Toutes les grandes questions politiques comme le parrainage, le vote de la loi contre le terrorisme, la levée des immunités parlementaires de Khalifa Sall et d’Ousmane Sonko, entre autres, n’ont été que le chantre de vains échanges d’injures, d’invectives et de polémiques entre la majorité de BBY au nombre de 125, contre 40 de l’opposition. Des débats animés d’un esprit partisan ne laissant aucune place au dialogue et au compromis. Durant tous ces épisodes, le grand bâtiment de la place Soweto a pris l’habitude de se “bunkeriser’’ à chaque vote de texte de loi dénoncé par l’opposition et la société civile.
Le projet de loi sur le parrainage des candidatures a été adopté le jeudi 19 avril 2018 dans une ambiance électrique, avec le vote des 119 députés de Benno Bokk Yaakaar (mouvance présidentielle) en faveur de la loi sur le parrainage. Le projet de loi controversé au Sénégal a suscité la colère de l'opposition dirigée par Idrissa Seck et la société civile autour de Y en a marre qui, à travers de multiples manifestations à Dakar, voulait empêcher son adoption.
Les querelles politiciennes qui torpillent le débat parlementaire
L’adoption du projet de loi concernant la question de la lutte antiterroriste va aussi laisser la place à de véritables pugilats au sein de l’hémicycle.
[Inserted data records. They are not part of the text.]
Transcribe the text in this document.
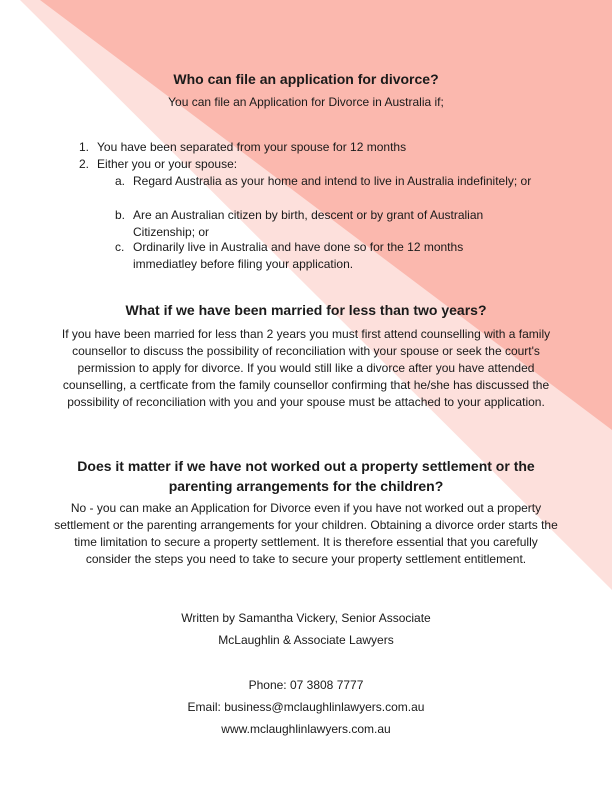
Who can file an application for divorce?

You can file an Application for Divorce in Australia if;

1. You have been separated from your spouse for 12 months
2. Either you or your spouse:
a. Regard Australia as your home and intend to live in Australia indefinitely; or
b. Are an Australian citizen by birth, descent or by grant of Australian Citizenship; or
c. Ordinarily live in Australia and have done so for the 12 months immediatley before filing your application.
What if we have been married for less than two years?

If you have been married for less than 2 years you must first attend counselling with a family counsellor to discuss the possibility of reconciliation with your spouse or seek the court's permission to apply for divorce. If you would still like a divorce after you have attended counselling, a certficate from the family counsellor confirming that he/she has discussed the possibility of reconciliation with you and your spouse must be attached to your application.

Does it matter if we have not worked out a property settlement or the parenting arrangements for the children?

No - you can make an Application for Divorce even if you have not worked out a property settlement or the parenting arrangements for your children. Obtaining a divorce order starts the time limitation to secure a property settlement. It is therefore essential that you carefully consider the steps you need to take to secure your property settlement entitlement.

Written by Samantha Vickery, Senior Associate
McLaughlin & Associate Lawyers
Phone: 07 3808 7777
Email: business@mclaughlinlawyers.com.au
www.mclaughlinlawyers.com.au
Si la tension était grande à la place de la Nation où s’étaient donné rendez-vous les activistes (Y en marre, Frapp) et des politiques comme Babacar Diop pour dénoncer cette loi qu’ils considéraient comme liberticide et qui entravait la liberté de marche, les députés de la majorité comme de l’opposition se sont donnés en spectacle. Entre pugilat des députés Ousmane Sonko et Mbery Sylla, les menaces de mort entre Dembourou Sow et Toussaint Manga, les parlementaires ont adopté sous forte tension, le 28 juin 2021, deux projets de loi portant modification du Code pénal et du Code de procédure pénale visant à renforcer la lutte contre le terrorisme, selon les autorités. De son côté, l’opposition, vent debout contre cette loi, parle des dispositions de l’article 279-1 comme d’une volonté du chef de l’État de criminaliser les activités politiques pacifiques et porter atteinte à la liberté d’association et de réunion.
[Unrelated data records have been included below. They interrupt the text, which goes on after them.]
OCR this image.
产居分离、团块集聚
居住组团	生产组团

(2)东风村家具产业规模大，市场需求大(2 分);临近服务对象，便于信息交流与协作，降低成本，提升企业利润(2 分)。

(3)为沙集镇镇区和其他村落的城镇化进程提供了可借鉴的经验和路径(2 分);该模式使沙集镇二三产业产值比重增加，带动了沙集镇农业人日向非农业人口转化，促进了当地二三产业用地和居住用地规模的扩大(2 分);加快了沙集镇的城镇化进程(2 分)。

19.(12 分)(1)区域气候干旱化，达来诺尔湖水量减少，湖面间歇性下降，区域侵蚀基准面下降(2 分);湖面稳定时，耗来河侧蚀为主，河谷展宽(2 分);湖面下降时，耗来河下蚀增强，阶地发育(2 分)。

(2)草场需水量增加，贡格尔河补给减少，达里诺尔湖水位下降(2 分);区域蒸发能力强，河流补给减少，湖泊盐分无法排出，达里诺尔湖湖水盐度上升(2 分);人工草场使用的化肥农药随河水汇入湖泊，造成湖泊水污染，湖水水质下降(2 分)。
Une Assemblée à deux vitesses sur les dossiers d'immunité parlementaire
La levée de l’immunité parlementaire de Khalifa Sall et d’Ousmane Sonko a été l’occasion de vives tensions au sein de l’hémicycle. Le 26 novembre 2017, c’est dans une ambiance houleuse que les parlementaires sénégalais ont voté, à une écrasante majorité, la levée de l’immunité du député et maire socialiste de Dakar, incarcéré depuis le 7 mars 2017 à Rebeuss. Les rues attenantes à l’Assemblée nationale avaient été bouclées, la veille, par des dizaines de policiers anti-émeutes. Une manière d’empêcher la présence encombrante des partisans du maire de Dakar, qui avaient prévu de battre le pavé sur la place Soweto, pour protester contre un dénouement écrit.
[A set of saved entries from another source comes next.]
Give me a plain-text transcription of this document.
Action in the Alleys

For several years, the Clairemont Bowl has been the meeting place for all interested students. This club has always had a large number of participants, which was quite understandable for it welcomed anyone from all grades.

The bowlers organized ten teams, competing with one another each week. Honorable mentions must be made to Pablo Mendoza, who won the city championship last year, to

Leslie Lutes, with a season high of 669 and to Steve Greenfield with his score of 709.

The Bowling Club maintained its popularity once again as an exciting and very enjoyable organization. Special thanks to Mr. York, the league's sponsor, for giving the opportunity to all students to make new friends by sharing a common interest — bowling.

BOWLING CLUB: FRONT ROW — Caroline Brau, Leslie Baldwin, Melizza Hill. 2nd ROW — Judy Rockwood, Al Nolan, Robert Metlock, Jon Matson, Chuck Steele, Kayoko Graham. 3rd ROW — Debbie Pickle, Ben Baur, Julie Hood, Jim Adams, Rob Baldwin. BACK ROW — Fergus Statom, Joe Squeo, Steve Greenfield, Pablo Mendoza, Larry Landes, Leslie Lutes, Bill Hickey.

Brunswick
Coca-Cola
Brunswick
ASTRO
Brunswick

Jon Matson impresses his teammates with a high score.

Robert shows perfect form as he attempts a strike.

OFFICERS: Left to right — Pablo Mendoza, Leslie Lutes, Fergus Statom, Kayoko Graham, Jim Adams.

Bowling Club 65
Il en sera de même pour la levée de l’immunité parlementaire d’Ousmane Sonko, le 26 février 2022, à la suite de l’affaire Sweet Beauté qui sera au cœur de vives polémiques entre parlementaires.
Une promptitude qui fera grandement défaut à la chambre, concernant le scandale des passeports diplomatiques qui impliquent deux députés de la majorité, Mamadou Sall et Boubacar Biaye, mais aussi dans l’affaire des faux billets impliquant le député Seydina Fall dit “Bougazelli’’.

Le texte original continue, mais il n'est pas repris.